Por Germano Quaresma/Manoel Herzog
A morte prematura de um artista é horror. Um
imortal faz passagem, não morre. Gilberto Mendes concluiu sua obra e
transcendeu. Sorte de quem alcançou conhecer sua simpatia e generosidade. Não
convivi com ele, tivemos um contato breve de poucas palavras e veneração de
minha parte. Vários dos meus amigos artistas de Santos lhe foram íntimos, a
existência não deu a mim este presente. Mas pude assistir como que sua
despedida, que relato no texto abaixo, escrito à época em que o vi ser
homenageado por duas bailarinas, sentado em regozijo feito um velho deus.
Nas minhas pesquisas literárias
sempre cultivei o soneto enquanto forma perfeita. Mas, que é a forma, senão a
servidão?
Roland Barthes preconizava que a
língua é fascista, a língua é fascista, obriga a dizer e nos seus limites de
língua. A forma é fascista outro tanto, não me parece que os poetas do verso
livre se tenham podido libertar do jugo da língua, todos somos obrigados a
escrever num conjunto de 22 letras e meia dúzia de sinais, a língua é fascista.

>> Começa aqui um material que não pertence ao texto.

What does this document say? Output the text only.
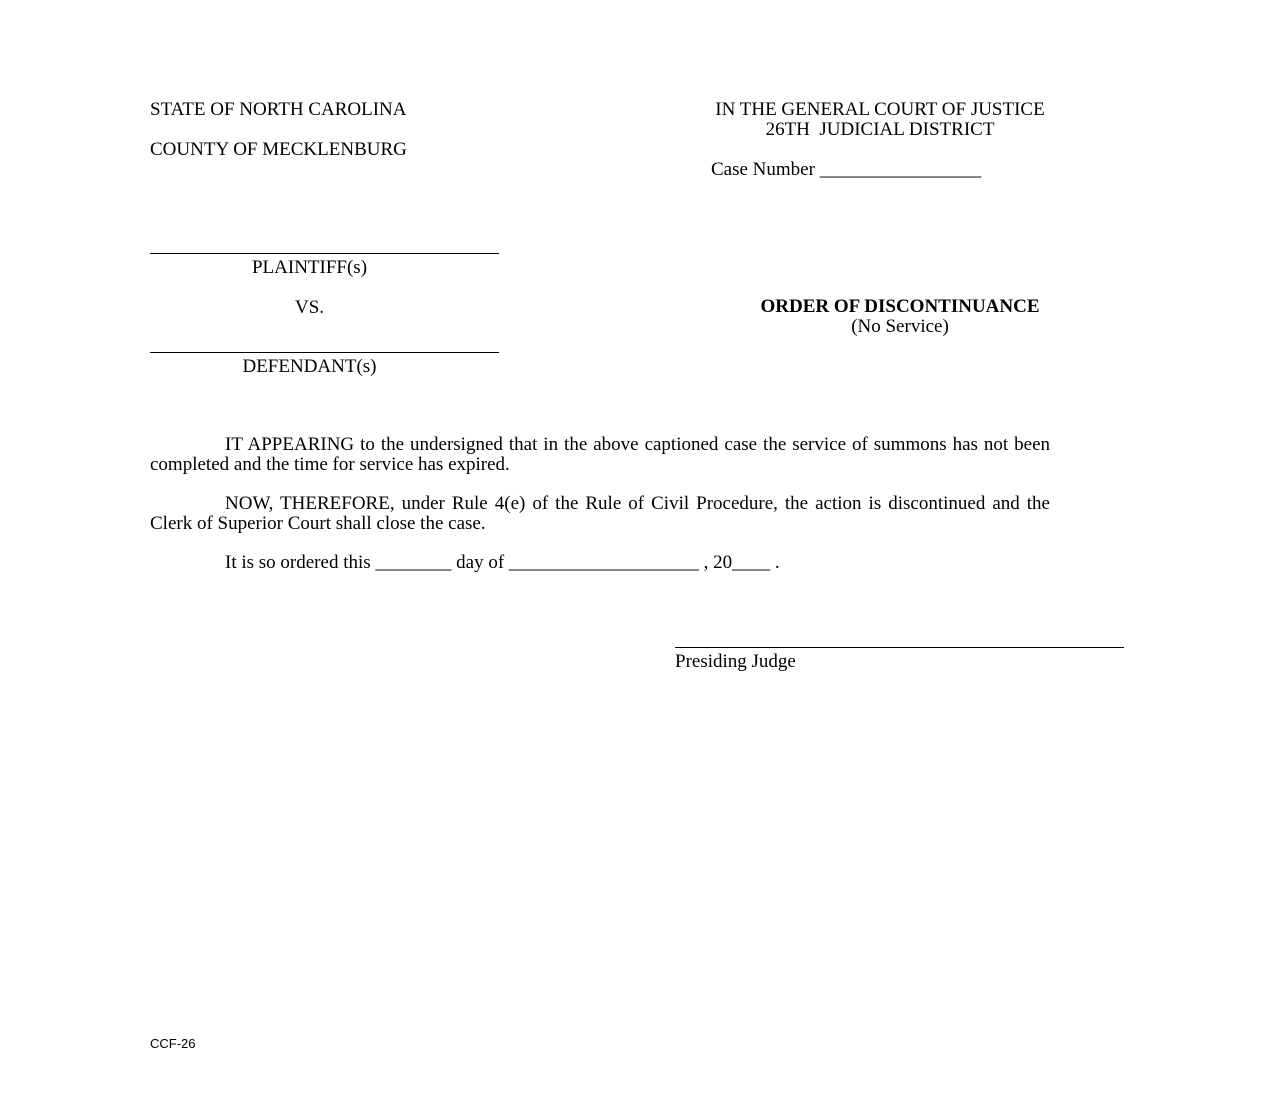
STATE OF NORTH CAROLINA

COUNTY OF MECKLENBURG

IN THE GENERAL COURT OF JUSTICE

26TH  JUDICIAL DISTRICT

Case Number _________________

PLAINTIFF(s)

VS.

DEFENDANT(s)

ORDER OF DISCONTINUANCE

(No Service)

IT APPEARING to the undersigned that in the above captioned case the service of summons has not been completed and the time for service has expired.

NOW, THEREFORE, under Rule 4(e) of the Rule of Civil Procedure, the action is discontinued and the Clerk of Superior Court shall close the case.

It is so ordered this ________ day of ____________________ , 20____ .

Presiding Judge

CCF-26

Logo, a forma não pode aprisionar mais que a literatura em si. Mas a forma,
diante da poesia verdadeira, diante da epifania, do alumbramento, é por vezes
insuficiente. Constatei isto num primeiro soneto, de há mais de vinte anos, este
aqui:
Quero te ver no céu, longe de tudo
Longe de tudo te encontrar, no céu
Além do Bem, do Mal, do Absoluto,
Longe de tudo que pensas ser meu
E que, no entanto, eu nunca possuí.
Mas, tu não vês minha insuficiência
Mas tu não vês que eu quero só a ti
E daí vem toda a minha ciência.
É que eu sonhei que tu eras a mais
linda
Do Céu, tu não amamentavas nem
Eu trabalhava ou morava num gueto.
Não dá pra te contar o sonho, e ainda
Que um dia o possa, pra exprimir não tem
Suficiência a forma de um soneto.
Pois bem, muito obrigado, é mesmo um
belo sonetinho, mas o tema da insuficiência da forma me alvejou de maneira tão
absurda neste final de semana que preciso compartilhar a experiência aqui.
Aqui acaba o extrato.